Question

The proof that hg ≅ eg is shown. Given: g is the midpoint of kf, kh ∥ ef. Prove: hg ≅ eg. Triangles feg and khg are connected at point g. What is the missing reason in the proof?

1) Vert. ∠s are ≅
2) Given
3) Alt. int. ∠s are ≅
4) Def. of midpt.
5) CPCTC

Answer 1

In the provided geometric proof, the missing reason to prove that segments hg and eg are congruent is likely due to the use of alternate interior angles being congruent when a transversal crosses parallel lines.

Step-by-step explanation:

To prove that hg ⋅ eg, we are given that g is the midpoint of kf, which implies that hg and gf are congruent segments, and kh is parallel to ef. When we are given that a line segment is divided into two equal parts by its midpoint, that is an application of the definition of a midpoint (option 4). Also, if kh is parallel to ef and g is a transversal, then the alternate interior angles are congruent, which can be used to show that triangles feg and khg are similar by the Angle-Angle Similarity Postulate.

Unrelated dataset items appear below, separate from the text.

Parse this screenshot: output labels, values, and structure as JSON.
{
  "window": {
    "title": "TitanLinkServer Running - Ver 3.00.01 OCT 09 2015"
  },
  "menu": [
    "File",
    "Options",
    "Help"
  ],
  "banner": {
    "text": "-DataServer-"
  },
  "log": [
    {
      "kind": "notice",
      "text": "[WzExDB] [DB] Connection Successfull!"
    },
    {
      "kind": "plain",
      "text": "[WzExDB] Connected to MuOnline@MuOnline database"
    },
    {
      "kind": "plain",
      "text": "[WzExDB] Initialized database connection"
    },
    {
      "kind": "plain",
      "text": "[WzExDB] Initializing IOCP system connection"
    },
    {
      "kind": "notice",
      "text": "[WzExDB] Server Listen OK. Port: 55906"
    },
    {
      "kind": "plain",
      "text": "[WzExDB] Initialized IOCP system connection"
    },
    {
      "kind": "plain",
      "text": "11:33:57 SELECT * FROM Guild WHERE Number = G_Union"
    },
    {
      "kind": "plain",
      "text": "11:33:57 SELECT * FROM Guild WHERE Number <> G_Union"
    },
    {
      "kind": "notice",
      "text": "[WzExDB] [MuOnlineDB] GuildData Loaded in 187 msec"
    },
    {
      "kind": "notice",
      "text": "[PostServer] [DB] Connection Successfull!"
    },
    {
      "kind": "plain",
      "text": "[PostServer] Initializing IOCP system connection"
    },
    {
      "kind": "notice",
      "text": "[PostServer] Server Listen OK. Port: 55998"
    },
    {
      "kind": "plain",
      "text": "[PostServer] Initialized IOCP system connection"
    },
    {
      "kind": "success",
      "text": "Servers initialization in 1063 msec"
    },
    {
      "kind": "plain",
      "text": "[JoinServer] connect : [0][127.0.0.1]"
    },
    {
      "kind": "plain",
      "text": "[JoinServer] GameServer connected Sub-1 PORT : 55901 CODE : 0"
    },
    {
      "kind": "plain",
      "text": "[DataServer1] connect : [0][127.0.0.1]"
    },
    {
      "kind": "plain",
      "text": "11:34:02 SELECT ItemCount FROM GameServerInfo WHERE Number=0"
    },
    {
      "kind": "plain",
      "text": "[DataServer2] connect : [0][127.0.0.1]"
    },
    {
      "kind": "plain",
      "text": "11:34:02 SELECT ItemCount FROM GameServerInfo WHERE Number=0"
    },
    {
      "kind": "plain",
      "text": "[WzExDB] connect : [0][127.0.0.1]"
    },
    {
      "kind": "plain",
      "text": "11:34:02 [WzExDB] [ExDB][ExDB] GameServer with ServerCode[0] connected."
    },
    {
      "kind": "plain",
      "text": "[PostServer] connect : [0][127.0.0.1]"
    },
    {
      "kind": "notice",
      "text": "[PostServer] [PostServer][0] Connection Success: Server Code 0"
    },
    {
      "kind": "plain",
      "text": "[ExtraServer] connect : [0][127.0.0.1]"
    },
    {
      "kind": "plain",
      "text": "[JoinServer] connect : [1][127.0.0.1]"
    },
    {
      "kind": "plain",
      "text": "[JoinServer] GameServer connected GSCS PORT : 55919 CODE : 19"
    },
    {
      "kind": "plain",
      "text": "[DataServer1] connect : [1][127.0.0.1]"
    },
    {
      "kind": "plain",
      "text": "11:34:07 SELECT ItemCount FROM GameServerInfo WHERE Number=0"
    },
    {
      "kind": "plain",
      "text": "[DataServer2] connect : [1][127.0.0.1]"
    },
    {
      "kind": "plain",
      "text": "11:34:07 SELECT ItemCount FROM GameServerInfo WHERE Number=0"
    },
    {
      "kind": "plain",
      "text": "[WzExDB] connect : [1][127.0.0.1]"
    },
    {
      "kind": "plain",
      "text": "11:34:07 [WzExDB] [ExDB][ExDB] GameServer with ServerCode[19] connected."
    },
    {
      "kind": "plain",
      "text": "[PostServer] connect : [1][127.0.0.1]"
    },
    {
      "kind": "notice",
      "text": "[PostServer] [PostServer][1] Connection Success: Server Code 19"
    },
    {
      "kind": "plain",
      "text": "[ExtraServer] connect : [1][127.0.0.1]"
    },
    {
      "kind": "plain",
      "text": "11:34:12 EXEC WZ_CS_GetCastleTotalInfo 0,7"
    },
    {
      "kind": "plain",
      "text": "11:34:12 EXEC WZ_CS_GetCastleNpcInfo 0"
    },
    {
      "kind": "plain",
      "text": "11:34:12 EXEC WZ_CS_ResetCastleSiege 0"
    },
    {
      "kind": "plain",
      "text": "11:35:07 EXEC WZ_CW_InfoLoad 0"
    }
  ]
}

Once the triangles feg and khg are shown to be similar, we can then apply the CPCTC (Corresponding Parts of Congruent Triangles are Congruent, option 5) to establish the congruence of hg and eg. However, for the proof provided, the missing step seems to pertain to the relationship between the angles, so the correct missing reason is likely that 'Alternate interior angles are congruent' (option 3), assuming that the rest of the proof uses similarity and CPCTC to establish the final congruence of segments hg and eg.